Netlore Archive: In which we are told -- with a straight face -- that the word 'fuck' originated as the acronym of 'Fornication Under Consent of the King' (or some variation thereof)


Description: Folk etymology

Circulating since: The 1960s

Status: False



Variant #1:

Email example contributed by T. McInnis, 22 March 2001:


In ancient England a person could not have sex unless you had consent of the King (unless you were in the Royal Family). When anyone wanted to have a baby, they got consent of the King, the King gave them a placard that they hung on their door while they were having sex. The placard had F.*.*.*. (Fornication Under Consent of the King) on it. Now you know where that came from.



Variant #2:

From a Usenet posting, 1 November 1990:


The word fuck comes from colonial times, when someone would be punished for 'prostitution' It was an acronym for the words


'For Unlawful Carnal Knowledge'


FUCK was written on the stocks that held these criminals because For Unlawful Carnal Knowledge was too long to go on the stocks.



Variant #3:

From a Usenet posting, 12 October 1990:


I always heard that "F.U.C.K." originated in the 1800's in London, when they used to charge prostitutes "For Unlawful Carnal Knowledge". So officer got sick and tired of writing those, um, lessee, 26 characters, not including spaces, so it got abbreviated FUCK and stuck.



Comments: Having consulted the definitive reference work on this subject (yes, there is such a thing: The F-Word by Jesse Sheidlower, published by Random House in 1999), I feel confident in dismissing all the claims above as imaginative bunk.


The word fuck did not originate as an acronym.
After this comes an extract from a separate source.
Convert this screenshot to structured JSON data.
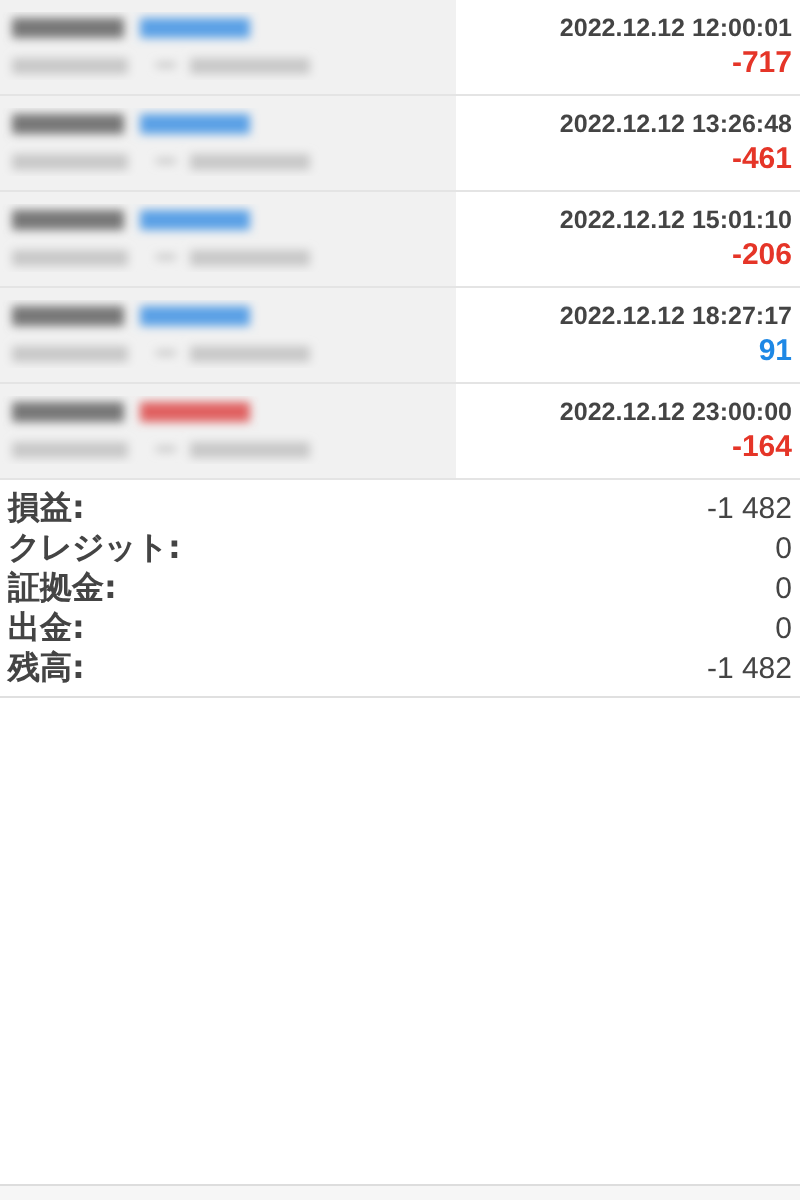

It crept, fully formed, into the English language from Dutch or Low German around the 15th century (it's impossible to say precisely when because so little documentary evidence exists, probably due to the fact that the word was so taboo throughout its early history that people were afraid to write it down). The American Heritage Dictionary says its first known occurrence in English literature was in the satirical poem "Flen, Flyss" (c.1500), where it was not only disguised as a Latin word but encrypted - gxddbov - which has been deciphered as fuccant, pseudo-Latin for "they fuck."


According to Sheidlower, the earliest claims in print of supposed acronymic origins for the F-word appeared during the 1960s. An underground newspaper called the East Village Other published this version in 1967:


It's not commonly known that the word "fuck" originated as a medical diagnostic notation on the documests of soldiers in the British Imperial Army. When a soldier reported sick and was found to have V.D., the abbreviation F.U.C.K. was stamped on his documents. It was short for "Found Under Carnal Knowledge."


Two more variants appeared in a letter published in Playboy magazine in 1970:


My friend claims that the word fuck originated in the 15th Century, when a married couple needed permission from the king to procreate. Hence, Fornication Under Consent of the King. I maintain that it's an acronym of a law term used in the 1500s that referred to rape as Forced Unnatural Carnal Knowledge."


Undoubtedly the most famous use of this etymological travesty was as the title of the 1991 Van Halen album, "For Unlawful Carnal Knowledge."